Bliss, Orley Dwight

1840–1930

Orley Dwight Bliss was born 25 July 1840 in Palermo, New York.* His parents, Norman and Mary Bliss, joined The Church of Jesus Christ of Latter-day Saints soon after his birth. After the family gathered with the Latter-day Saints at Nauvoo, Illinois, Orley’s parents separated. In 1842 Norman Bliss was called on a mission to New York, and young Orley accompanied him.

After the murders of Church leaders Joseph and Hyrum Smith in 1844, Orley and his father returned to Illinois, but mob activity forced them to flee to Winter Quarters, Nebraska.
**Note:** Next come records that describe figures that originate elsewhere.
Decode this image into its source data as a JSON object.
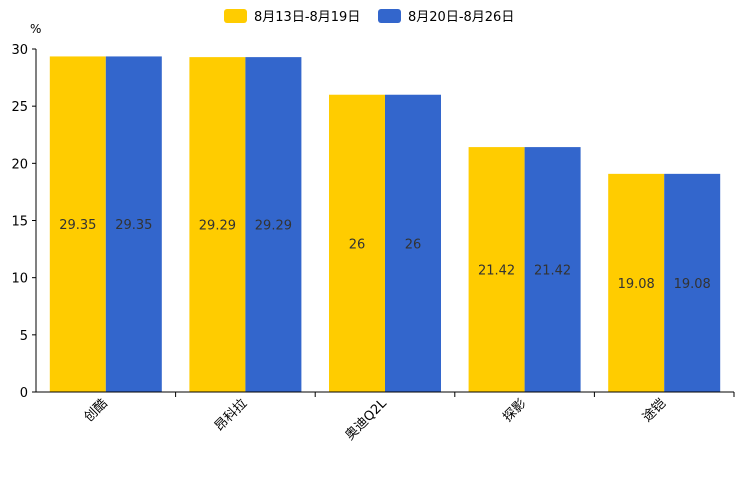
{
  "chart_data": {
    "type": "bar",
    "title": "",
    "xlabel": "",
    "ylabel": "%",
    "ylim": [
      0,
      30
    ],
    "yticks": [
      0,
      5,
      10,
      15,
      20,
      25,
      30
    ],
    "grid": false,
    "legend_position": "top-center",
    "categories": [
      "创酷",
      "昂科拉",
      "奥迪Q2L",
      "探影",
      "途铠"
    ],
    "series": [
      {
        "name": "8月13日-8月19日",
        "color": "#FFCC00",
        "values": [
          29.35,
          29.29,
          26,
          21.42,
          19.08
        ]
      },
      {
        "name": "8月20日-8月26日",
        "color": "#3366CC",
        "values": [
          29.35,
          29.29,
          26,
          21.42,
          19.08
        ]
      }
    ]
  }
}
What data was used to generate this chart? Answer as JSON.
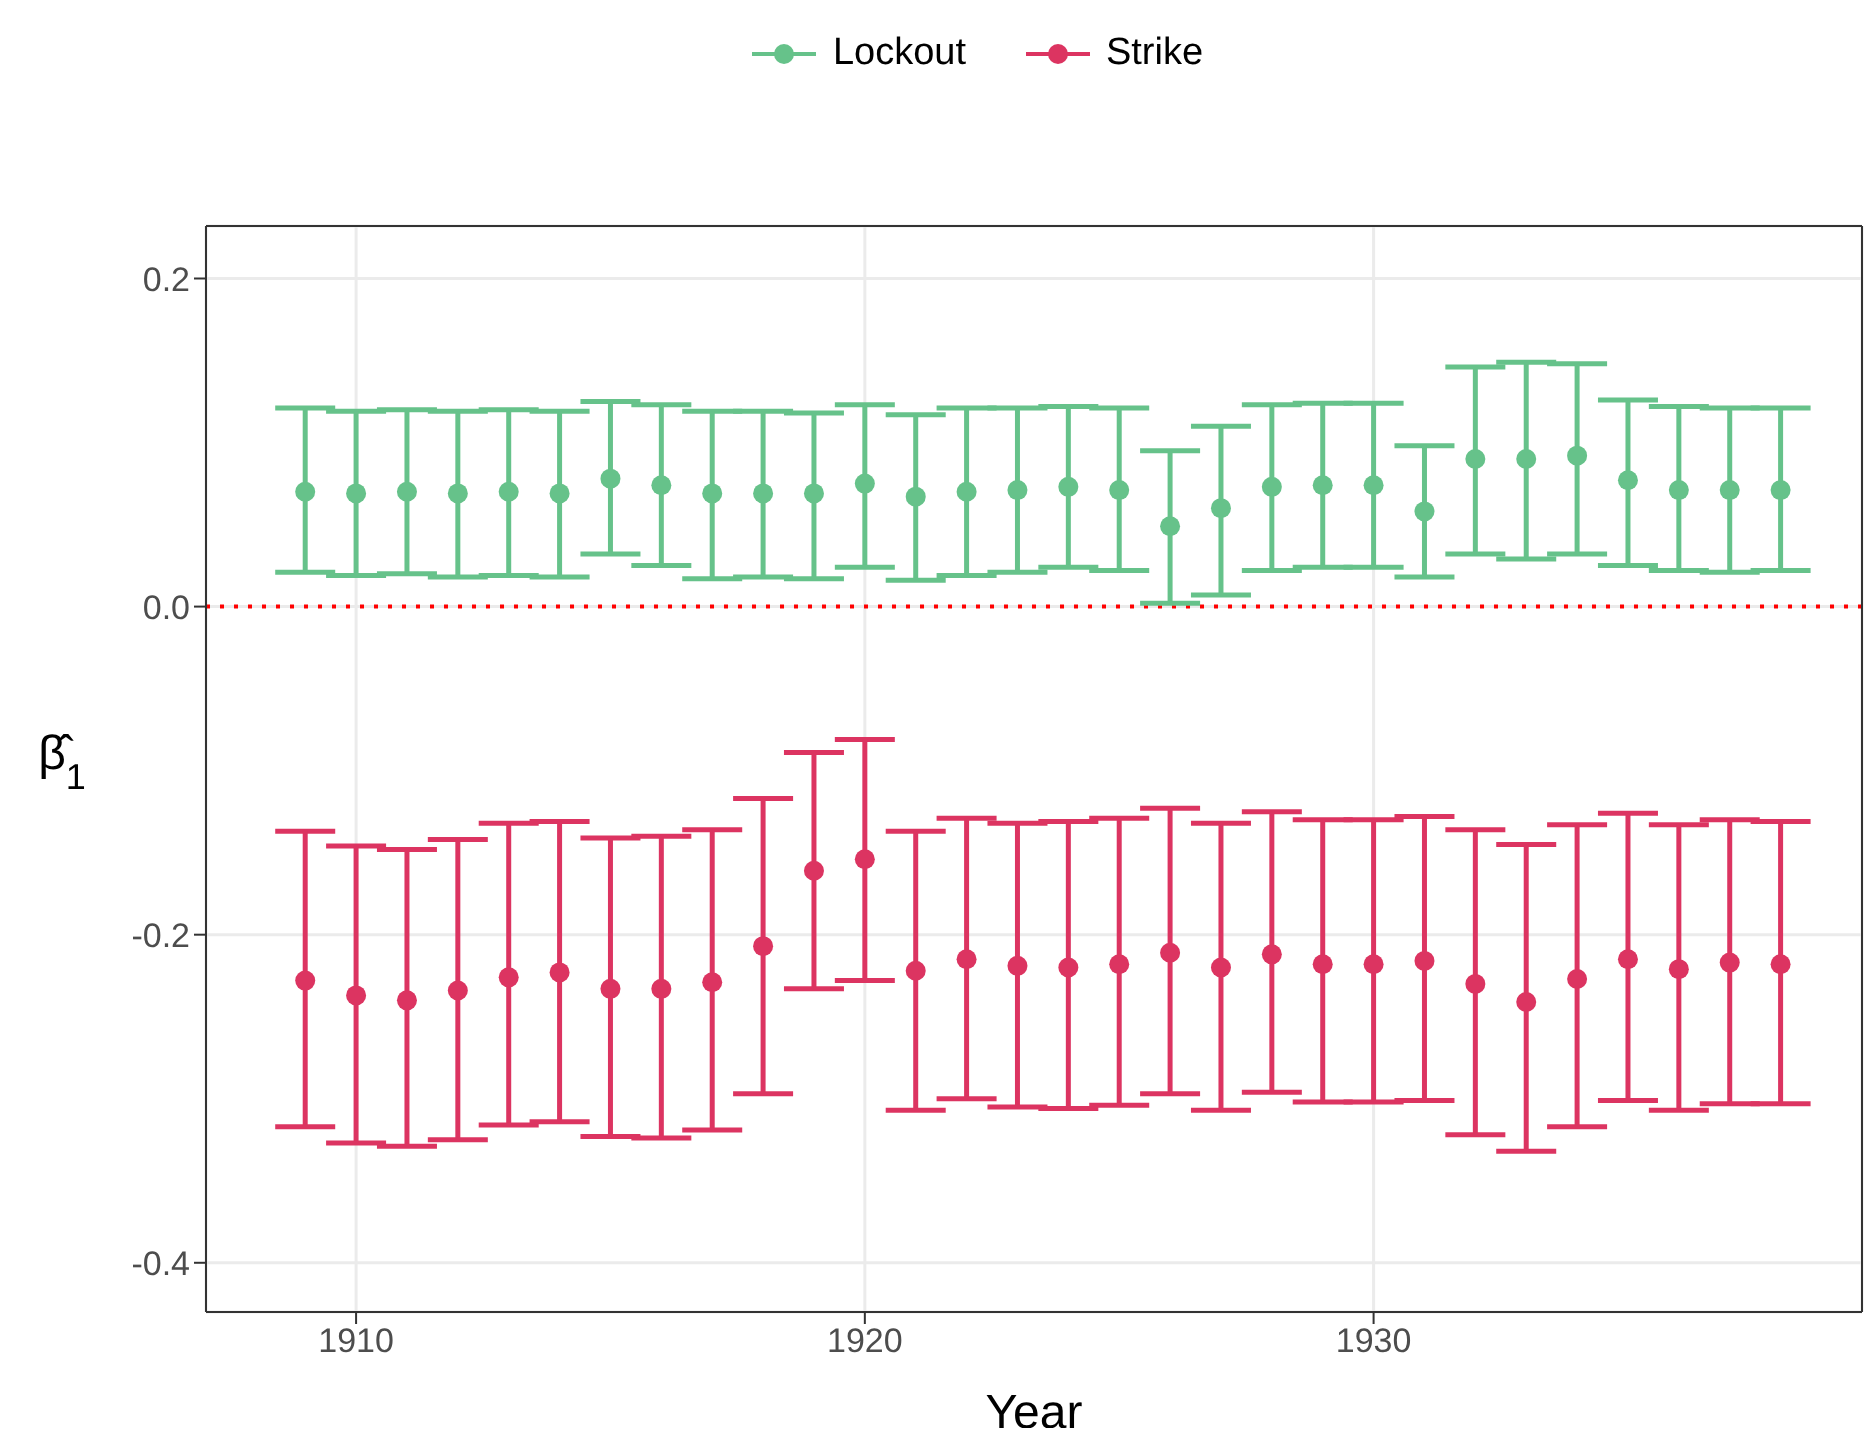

Norman Bliss remarried, but had separated from his second wife by the time he and eight-year-old Orley crossed the plains to Salt Lake City in 1848 in the Brigham Young Company.

Orley records that he crossed the plains at least five times. He also traveled to California with his father during the Gold Rush, worked as a scout in the Utah Expedition, and served a mission to southern Utah in 1861.

In 1867 Orley married Harriet Josephine Lee, a native of Salt Lake City. They had 12 children. The Bliss family lived in Iron, Kane, and Grand Counties while Orley pursued farming. Orley also led the local church choir and band for some time, living all of his life as a faithful member of the Latter-day Saint faith. He died 9 May 1930 at the age of eighty-nine in Moab, Utah.

*While Orley records his birth as 1837 at one point in his journal, the available censuses of 1880, 1900, and 1920 state that he was born in 1840.

Bibliography

1860 Utah Census (Norman Bliss, SaltLakeCounty, 224).

1870 Utah Census (Norman Bliss, KaneCounty, 465).

1880 Utah Census (Orley Bliss, Springdale, KaneCounty, 428C).

1900 Utah Census (Orley Bliss, La Sal Precinct, San Juan County, E.D. 118, sheet 4).

1920 Utah Census (Orley Bliss, Moab, Grand County, E.D. 80, sheet 8).

Grand Memories. Salt Lake City: Daughters of Utah Pioneers, Grand County, Utah, 1972.